O que está acontecendo nos bastidores do STJ?
O clima é de total seriedade e sussurros nos corredores do Superior Tribunal de Justiça, em Brasília. Começou oficialmente nesta quinta-feira (11) a fase mais tensa do Processo Administrativo Disciplinar (PAD) que investiga uma denúncia que caiu como uma bomba no mundo do direito: as acusações de importunação sexual contra o ministro Marco Buzzi.
O dia promete ser longo e exaustivo. Uma comissão de elite, formada por três ministros do tribunal escolhidos por sorteio, iniciou a chamada “fase de instrução”. Na prática, é o momento de colher as provas vivas do caso. Estão marcados para hoje os depoimentos das duas mulheres que criaram coragem para apresentar a queixa, além de uma lista pesada com 20 testemunhas indicadas tanto pelo lado da acusação quanto pelos advogados de defesa do magistrado.
Como surgiu a denúncia que afastou o magistrado?
Para entender a gravidade da situação, é preciso voltar um pouco no tempo. O ministro Marco Buzzi está completamente afastado de suas funções e de sua cadeira no tribunal desde fevereiro deste ano.
O escândalo estourou após uma jovem de apenas 19 anos, filha de um casal de amigos de longa data do próprio ministro, ir à polícia para denunciá-lo. Segundo o relato da vítima, o episódio de importunação sexual teria acontecido durante um período de férias na badalada cidade de Balneário Camboriú, no litoral de Santa Catarina. Depois que o primeiro caso veio a público, uma segunda mulher também apresentou denúncia contra o investigado.
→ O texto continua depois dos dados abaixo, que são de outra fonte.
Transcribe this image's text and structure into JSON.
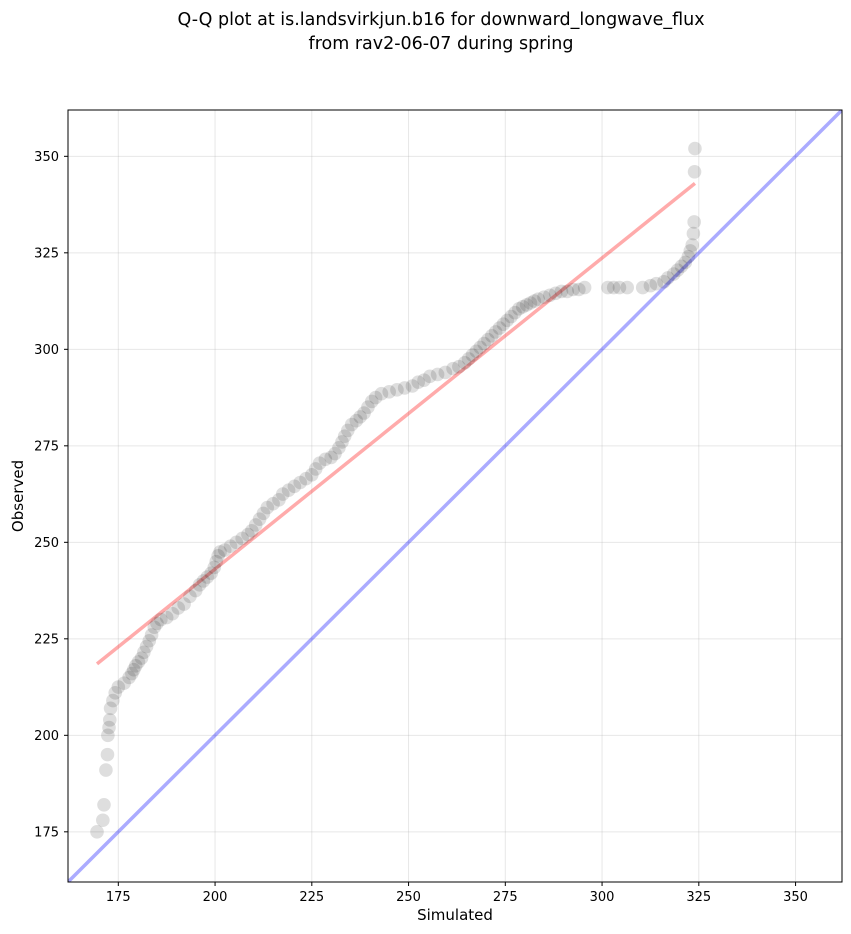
{
  "chart_data": {
    "type": "scatter",
    "title_lines": [
      "Q-Q plot at is.landsvirkjun.b16 for downward_longwave_flux",
      "from rav2-06-07 during spring"
    ],
    "xlabel": "Simulated",
    "ylabel": "Observed",
    "xlim": [
      162,
      362
    ],
    "ylim": [
      162,
      362
    ],
    "xticks": [
      175,
      200,
      225,
      250,
      275,
      300,
      325,
      350
    ],
    "yticks": [
      175,
      200,
      225,
      250,
      275,
      300,
      325,
      350
    ],
    "grid": true,
    "reference_line": {
      "x": [
        162,
        362
      ],
      "y": [
        162,
        362
      ],
      "color": "#0000ff"
    },
    "fit_line": {
      "x": [
        169.5,
        324
      ],
      "y": [
        218.5,
        343
      ],
      "color": "#ff0000"
    },
    "point_color": "#000000",
    "points": [
      [
        169.5,
        175
      ],
      [
        171.0,
        178
      ],
      [
        171.3,
        182
      ],
      [
        171.8,
        191
      ],
      [
        172.2,
        195
      ],
      [
        172.3,
        200
      ],
      [
        172.6,
        202
      ],
      [
        172.8,
        204
      ],
      [
        173.0,
        207
      ],
      [
        173.6,
        209
      ],
      [
        174.2,
        211
      ],
      [
        175.0,
        212.5
      ],
      [
        176.5,
        213.5
      ],
      [
        177.8,
        215
      ],
      [
        178.5,
        216
      ],
      [
        179.0,
        217
      ],
      [
        179.5,
        218
      ],
      [
        180.2,
        219
      ],
      [
        181.0,
        220
      ],
      [
        181.6,
        221.5
      ],
      [
        182.3,
        223
      ],
      [
        183.0,
        224.5
      ],
      [
        183.6,
        226
      ],
      [
        184.3,
        228
      ],
      [
        185.0,
        229
      ],
      [
        186.0,
        230
      ],
      [
        187.5,
        230.5
      ],
      [
        189.0,
        231.5
      ],
      [
        190.5,
        233
      ],
      [
        192.0,
        234
      ],
      [
        193.5,
        236
      ],
      [
        195.0,
        237.5
      ],
      [
        196.0,
        239
      ],
      [
        197.0,
        240
      ],
      [
        198.0,
        241
      ],
      [
        199.0,
        242
      ],
      [
        199.8,
        243.5
      ],
      [
        200.3,
        245
      ],
      [
        200.8,
        246.5
      ],
      [
        201.3,
        247.5
      ],
      [
        202.5,
        248
      ],
      [
        204.0,
        249
      ],
      [
        205.5,
        250
      ],
      [
        207.0,
        251
      ],
      [
        208.5,
        252
      ],
      [
        209.5,
        253
      ],
      [
        210.5,
        254.5
      ],
      [
        211.5,
        256
      ],
      [
        212.5,
        257.5
      ],
      [
        213.5,
        259
      ],
      [
        215.0,
        260
      ],
      [
        216.5,
        261
      ],
      [
        217.5,
        262.5
      ],
      [
        219.0,
        263.5
      ],
      [
        220.5,
        264.5
      ],
      [
        222.0,
        265.5
      ],
      [
        223.5,
        266.5
      ],
      [
        225.0,
        267.5
      ],
      [
        226.0,
        269
      ],
      [
        227.0,
        270.5
      ],
      [
        228.5,
        271.5
      ],
      [
        230.0,
        272
      ],
      [
        231.0,
        273
      ],
      [
        232.0,
        274.5
      ],
      [
        232.8,
        276
      ],
      [
        233.5,
        277.5
      ],
      [
        234.3,
        279
      ],
      [
        235.3,
        280.5
      ],
      [
        236.5,
        281.5
      ],
      [
        237.5,
        282.5
      ],
      [
        238.5,
        283.5
      ],
      [
        239.5,
        285
      ],
      [
        240.5,
        286.5
      ],
      [
        241.5,
        287.5
      ],
      [
        243.0,
        288.5
      ],
      [
        245.0,
        289
      ],
      [
        247.0,
        289.5
      ],
      [
        249.0,
        290
      ],
      [
        251.0,
        290.5
      ],
      [
        252.5,
        291.5
      ],
      [
        254.0,
        292
      ],
      [
        255.5,
        293
      ],
      [
        257.5,
        293.5
      ],
      [
        259.5,
        294
      ],
      [
        261.5,
        295
      ],
      [
        263.0,
        295.5
      ],
      [
        264.5,
        296.5
      ],
      [
        265.5,
        297.5
      ],
      [
        266.5,
        298.5
      ],
      [
        267.5,
        299.5
      ],
      [
        268.5,
        300.5
      ],
      [
        269.5,
        301.5
      ],
      [
        270.5,
        302.5
      ],
      [
        271.5,
        303.5
      ],
      [
        272.5,
        304.5
      ],
      [
        273.5,
        305.5
      ],
      [
        274.5,
        306.5
      ],
      [
        275.5,
        307.5
      ],
      [
        276.5,
        308.5
      ],
      [
        277.5,
        309.5
      ],
      [
        278.5,
        310.5
      ],
      [
        279.5,
        311
      ],
      [
        280.5,
        311.5
      ],
      [
        281.5,
        312
      ],
      [
        282.5,
        312.5
      ],
      [
        283.5,
        313
      ],
      [
        285.0,
        313.5
      ],
      [
        286.5,
        314
      ],
      [
        288.0,
        314.5
      ],
      [
        289.5,
        315
      ],
      [
        291.0,
        315
      ],
      [
        292.5,
        315.5
      ],
      [
        294.0,
        315.5
      ],
      [
        295.5,
        316
      ],
      [
        301.5,
        316
      ],
      [
        303.0,
        316
      ],
      [
        304.5,
        316
      ],
      [
        306.5,
        316
      ],
      [
        310.5,
        316
      ],
      [
        312.5,
        316.5
      ],
      [
        314.0,
        317
      ],
      [
        316.0,
        317.5
      ],
      [
        317.0,
        318.5
      ],
      [
        318.5,
        319.5
      ],
      [
        319.5,
        320.5
      ],
      [
        320.5,
        321.5
      ],
      [
        321.5,
        322.5
      ],
      [
        322.3,
        324
      ],
      [
        322.8,
        325.5
      ],
      [
        323.3,
        327
      ],
      [
        323.6,
        330
      ],
      [
        323.8,
        333
      ],
      [
        323.9,
        346
      ],
      [
        324.0,
        352
      ]
    ]
  }
}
Por que o caso corre em segredo e o que acontece agora?
Por envolver crimes contra a dignidade sexual e figuras do mais alto escalão do poder público, todo o processo tramita sob rígido segredo de Justiça. Os ministros Luis Felipe Salomão, Benedito Gonçalves e Ricardo Villas Bôas Cueva são os responsáveis por ouvir cada palavra, analisar as contradições e decidir o futuro do colega de tribunal.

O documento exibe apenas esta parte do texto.